According to Dr. Sandra Aamodt, a neurosurgeon who coauthored the book, “Welcome to Your Child’s Brain: How the Mind Grows from Conception to College,” the brain does not fully finish developing until around the age of 25.

People tend to graduate high school around the age of 18, which means if they enter college immediately afterwards and study a 4-year program, they will graduate around they age of 22.

While it seems crazy to expect someone to decide the rest of their life before they’ve really lived, there are benefits to it. After our brains are fully developed, they are less capable of change which means that higher education comes easier for those whose brains are not fully developed.

Of course, everyone is different. I’m not saying that every 20-year-old is a better learner than every 30-year-old. It just means that the 30-year-old would have an easier time of it when they were 20.

So, does the absence of growth make you an adult?

I’m certainly not a child anymore, but I don’t feel like an adult. Most “adults” that I ask say that they don’t feel like one either.

Maybe that’s the trick. Maybe there’s no such thing as adults.
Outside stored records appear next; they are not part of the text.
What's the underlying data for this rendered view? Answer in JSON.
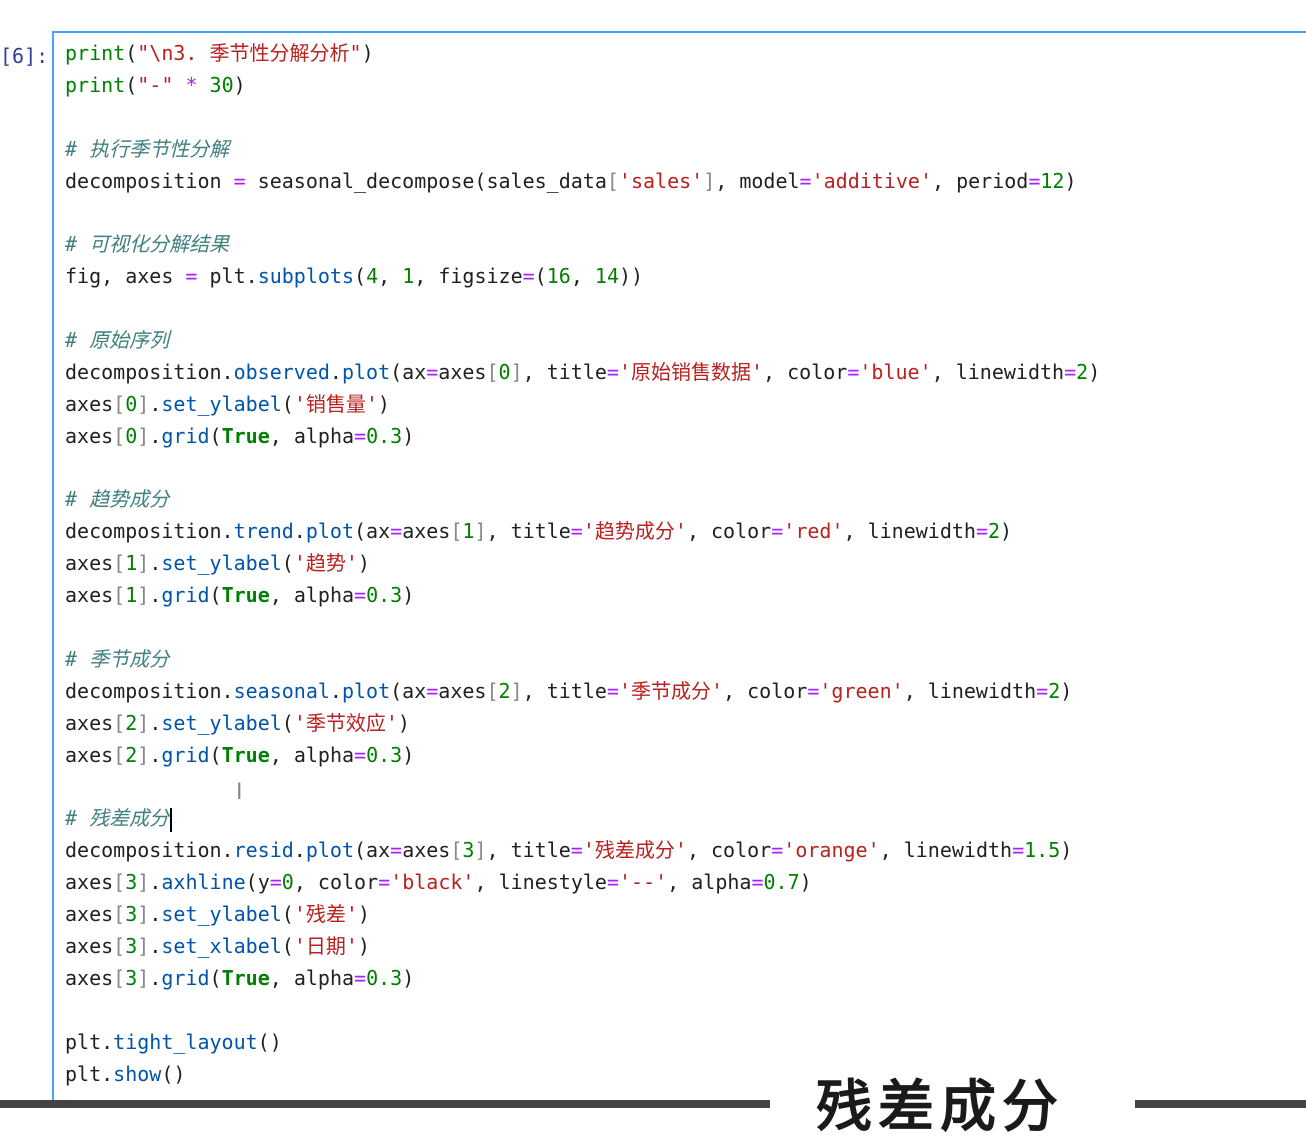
{
  "prompt": "[6]:",
  "code_lines": [
    [
      [
        "tk-builtin",
        "print"
      ],
      [
        "",
        "("
      ],
      [
        "tk-string",
        "\"\\n3. 季节性分解分析\""
      ],
      [
        "",
        ")"
      ]
    ],
    [
      [
        "tk-builtin",
        "print"
      ],
      [
        "",
        "("
      ],
      [
        "tk-string",
        "\"-\""
      ],
      [
        "",
        " "
      ],
      [
        "tk-op",
        "*"
      ],
      [
        "",
        " "
      ],
      [
        "tk-number",
        "30"
      ],
      [
        "",
        ")"
      ]
    ],
    [],
    [
      [
        "tk-comment",
        "# 执行季节性分解"
      ]
    ],
    [
      [
        "",
        "decomposition "
      ],
      [
        "tk-op",
        "="
      ],
      [
        "",
        " seasonal_decompose(sales_data"
      ],
      [
        "tk-bracket",
        "["
      ],
      [
        "tk-string",
        "'sales'"
      ],
      [
        "tk-bracket",
        "]"
      ],
      [
        "",
        ", model"
      ],
      [
        "tk-op",
        "="
      ],
      [
        "tk-string",
        "'additive'"
      ],
      [
        "",
        ", period"
      ],
      [
        "tk-op",
        "="
      ],
      [
        "tk-number",
        "12"
      ],
      [
        "",
        ")"
      ]
    ],
    [],
    [
      [
        "tk-comment",
        "# 可视化分解结果"
      ]
    ],
    [
      [
        "",
        "fig, axes "
      ],
      [
        "tk-op",
        "="
      ],
      [
        "",
        " plt."
      ],
      [
        "tk-attr",
        "subplots"
      ],
      [
        "",
        "("
      ],
      [
        "tk-number",
        "4"
      ],
      [
        "",
        ", "
      ],
      [
        "tk-number",
        "1"
      ],
      [
        "",
        ", figsize"
      ],
      [
        "tk-op",
        "="
      ],
      [
        "",
        "("
      ],
      [
        "tk-number",
        "16"
      ],
      [
        "",
        ", "
      ],
      [
        "tk-number",
        "14"
      ],
      [
        "",
        "))"
      ]
    ],
    [],
    [
      [
        "tk-comment",
        "# 原始序列"
      ]
    ],
    [
      [
        "",
        "decomposition."
      ],
      [
        "tk-attr",
        "observed"
      ],
      [
        "",
        "."
      ],
      [
        "tk-attr",
        "plot"
      ],
      [
        "",
        "(ax"
      ],
      [
        "tk-op",
        "="
      ],
      [
        "",
        "axes"
      ],
      [
        "tk-bracket",
        "["
      ],
      [
        "tk-number",
        "0"
      ],
      [
        "tk-bracket",
        "]"
      ],
      [
        "",
        ", title"
      ],
      [
        "tk-op",
        "="
      ],
      [
        "tk-string",
        "'原始销售数据'"
      ],
      [
        "",
        ", color"
      ],
      [
        "tk-op",
        "="
      ],
      [
        "tk-string",
        "'blue'"
      ],
      [
        "",
        ", linewidth"
      ],
      [
        "tk-op",
        "="
      ],
      [
        "tk-number",
        "2"
      ],
      [
        "",
        ")"
      ]
    ],
    [
      [
        "",
        "axes"
      ],
      [
        "tk-bracket",
        "["
      ],
      [
        "tk-number",
        "0"
      ],
      [
        "tk-bracket",
        "]"
      ],
      [
        "",
        "."
      ],
      [
        "tk-attr",
        "set_ylabel"
      ],
      [
        "",
        "("
      ],
      [
        "tk-string",
        "'销售量'"
      ],
      [
        "",
        ")"
      ]
    ],
    [
      [
        "",
        "axes"
      ],
      [
        "tk-bracket",
        "["
      ],
      [
        "tk-number",
        "0"
      ],
      [
        "tk-bracket",
        "]"
      ],
      [
        "",
        "."
      ],
      [
        "tk-attr",
        "grid"
      ],
      [
        "",
        "("
      ],
      [
        "tk-kw",
        "True"
      ],
      [
        "",
        ", alpha"
      ],
      [
        "tk-op",
        "="
      ],
      [
        "tk-number",
        "0.3"
      ],
      [
        "",
        ")"
      ]
    ],
    [],
    [
      [
        "tk-comment",
        "# 趋势成分"
      ]
    ],
    [
      [
        "",
        "decomposition."
      ],
      [
        "tk-attr",
        "trend"
      ],
      [
        "",
        "."
      ],
      [
        "tk-attr",
        "plot"
      ],
      [
        "",
        "(ax"
      ],
      [
        "tk-op",
        "="
      ],
      [
        "",
        "axes"
      ],
      [
        "tk-bracket",
        "["
      ],
      [
        "tk-number",
        "1"
      ],
      [
        "tk-bracket",
        "]"
      ],
      [
        "",
        ", title"
      ],
      [
        "tk-op",
        "="
      ],
      [
        "tk-string",
        "'趋势成分'"
      ],
      [
        "",
        ", color"
      ],
      [
        "tk-op",
        "="
      ],
      [
        "tk-string",
        "'red'"
      ],
      [
        "",
        ", linewidth"
      ],
      [
        "tk-op",
        "="
      ],
      [
        "tk-number",
        "2"
      ],
      [
        "",
        ")"
      ]
    ],
    [
      [
        "",
        "axes"
      ],
      [
        "tk-bracket",
        "["
      ],
      [
        "tk-number",
        "1"
      ],
      [
        "tk-bracket",
        "]"
      ],
      [
        "",
        "."
      ],
      [
        "tk-attr",
        "set_ylabel"
      ],
      [
        "",
        "("
      ],
      [
        "tk-string",
        "'趋势'"
      ],
      [
        "",
        ")"
      ]
    ],
    [
      [
        "",
        "axes"
      ],
      [
        "tk-bracket",
        "["
      ],
      [
        "tk-number",
        "1"
      ],
      [
        "tk-bracket",
        "]"
      ],
      [
        "",
        "."
      ],
      [
        "tk-attr",
        "grid"
      ],
      [
        "",
        "("
      ],
      [
        "tk-kw",
        "True"
      ],
      [
        "",
        ", alpha"
      ],
      [
        "tk-op",
        "="
      ],
      [
        "tk-number",
        "0.3"
      ],
      [
        "",
        ")"
      ]
    ],
    [],
    [
      [
        "tk-comment",
        "# 季节成分"
      ]
    ],
    [
      [
        "",
        "decomposition."
      ],
      [
        "tk-attr",
        "seasonal"
      ],
      [
        "",
        "."
      ],
      [
        "tk-attr",
        "plot"
      ],
      [
        "",
        "(ax"
      ],
      [
        "tk-op",
        "="
      ],
      [
        "",
        "axes"
      ],
      [
        "tk-bracket",
        "["
      ],
      [
        "tk-number",
        "2"
      ],
      [
        "tk-bracket",
        "]"
      ],
      [
        "",
        ", title"
      ],
      [
        "tk-op",
        "="
      ],
      [
        "tk-string",
        "'季节成分'"
      ],
      [
        "",
        ", color"
      ],
      [
        "tk-op",
        "="
      ],
      [
        "tk-string",
        "'green'"
      ],
      [
        "",
        ", linewidth"
      ],
      [
        "tk-op",
        "="
      ],
      [
        "tk-number",
        "2"
      ],
      [
        "",
        ")"
      ]
    ],
    [
      [
        "",
        "axes"
      ],
      [
        "tk-bracket",
        "["
      ],
      [
        "tk-number",
        "2"
      ],
      [
        "tk-bracket",
        "]"
      ],
      [
        "",
        "."
      ],
      [
        "tk-attr",
        "set_ylabel"
      ],
      [
        "",
        "("
      ],
      [
        "tk-string",
        "'季节效应'"
      ],
      [
        "",
        ")"
      ]
    ],
    [
      [
        "",
        "axes"
      ],
      [
        "tk-bracket",
        "["
      ],
      [
        "tk-number",
        "2"
      ],
      [
        "tk-bracket",
        "]"
      ],
      [
        "",
        "."
      ],
      [
        "tk-attr",
        "grid"
      ],
      [
        "",
        "("
      ],
      [
        "tk-kw",
        "True"
      ],
      [
        "",
        ", alpha"
      ],
      [
        "tk-op",
        "="
      ],
      [
        "tk-number",
        "0.3"
      ],
      [
        "",
        ")"
      ]
    ],
    [],
    [
      [
        "tk-comment",
        "# 残差成分"
      ],
      [
        "cursor",
        ""
      ]
    ],
    [
      [
        "",
        "decomposition."
      ],
      [
        "tk-attr",
        "resid"
      ],
      [
        "",
        "."
      ],
      [
        "tk-attr",
        "plot"
      ],
      [
        "",
        "(ax"
      ],
      [
        "tk-op",
        "="
      ],
      [
        "",
        "axes"
      ],
      [
        "tk-bracket",
        "["
      ],
      [
        "tk-number",
        "3"
      ],
      [
        "tk-bracket",
        "]"
      ],
      [
        "",
        ", title"
      ],
      [
        "tk-op",
        "="
      ],
      [
        "tk-string",
        "'残差成分'"
      ],
      [
        "",
        ", color"
      ],
      [
        "tk-op",
        "="
      ],
      [
        "tk-string",
        "'orange'"
      ],
      [
        "",
        ", linewidth"
      ],
      [
        "tk-op",
        "="
      ],
      [
        "tk-number",
        "1.5"
      ],
      [
        "",
        ")"
      ]
    ],
    [
      [
        "",
        "axes"
      ],
      [
        "tk-bracket",
        "["
      ],
      [
        "tk-number",
        "3"
      ],
      [
        "tk-bracket",
        "]"
      ],
      [
        "",
        "."
      ],
      [
        "tk-attr",
        "axhline"
      ],
      [
        "",
        "(y"
      ],
      [
        "tk-op",
        "="
      ],
      [
        "tk-number",
        "0"
      ],
      [
        "",
        ", color"
      ],
      [
        "tk-op",
        "="
      ],
      [
        "tk-string",
        "'black'"
      ],
      [
        "",
        ", linestyle"
      ],
      [
        "tk-op",
        "="
      ],
      [
        "tk-string",
        "'--'"
      ],
      [
        "",
        ", alpha"
      ],
      [
        "tk-op",
        "="
      ],
      [
        "tk-number",
        "0.7"
      ],
      [
        "",
        ")"
      ]
    ],
    [
      [
        "",
        "axes"
      ],
      [
        "tk-bracket",
        "["
      ],
      [
        "tk-number",
        "3"
      ],
      [
        "tk-bracket",
        "]"
      ],
      [
        "",
        "."
      ],
      [
        "tk-attr",
        "set_ylabel"
      ],
      [
        "",
        "("
      ],
      [
        "tk-string",
        "'残差'"
      ],
      [
        "",
        ")"
      ]
    ],
    [
      [
        "",
        "axes"
      ],
      [
        "tk-bracket",
        "["
      ],
      [
        "tk-number",
        "3"
      ],
      [
        "tk-bracket",
        "]"
      ],
      [
        "",
        "."
      ],
      [
        "tk-attr",
        "set_xlabel"
      ],
      [
        "",
        "("
      ],
      [
        "tk-string",
        "'日期'"
      ],
      [
        "",
        ")"
      ]
    ],
    [
      [
        "",
        "axes"
      ],
      [
        "tk-bracket",
        "["
      ],
      [
        "tk-number",
        "3"
      ],
      [
        "tk-bracket",
        "]"
      ],
      [
        "",
        "."
      ],
      [
        "tk-attr",
        "grid"
      ],
      [
        "",
        "("
      ],
      [
        "tk-kw",
        "True"
      ],
      [
        "",
        ", alpha"
      ],
      [
        "tk-op",
        "="
      ],
      [
        "tk-number",
        "0.3"
      ],
      [
        "",
        ")"
      ]
    ],
    [],
    [
      [
        "",
        "plt."
      ],
      [
        "tk-attr",
        "tight_layout"
      ],
      [
        "",
        "()"
      ]
    ],
    [
      [
        "",
        "plt."
      ],
      [
        "tk-attr",
        "show"
      ],
      [
        "",
        "()"
      ]
    ]
  ],
  "caption_text": "残差成分",
  "ibeam_glyph": "I"
}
Perhaps adulthood is just a construct created by society to fool everyone into keeping in line.

Is adulthood what we’re searching for in life? Everyone has told themselves as a child that when they get older, they would do…something. I’m going to own as many dogs as I want. I’m going to eat dessert for breakfast. I’m going to stay up as late as I want. Video games all day. Tattoos all over my body.

Does adulthood represent freedom? When do we ever become free, and what are we free from? Our parents? Authority?

Can we be adults and children at the same time?

I don’t think anyone has a real answer for when you become an adult. I don’t think it really matters either. If adulthood is just a construct, why force yourself to fit it. That seems to be a something we must answer individually to ourselves.

Maybe being childish is how to stay sane in a world that just keeps getting crazier.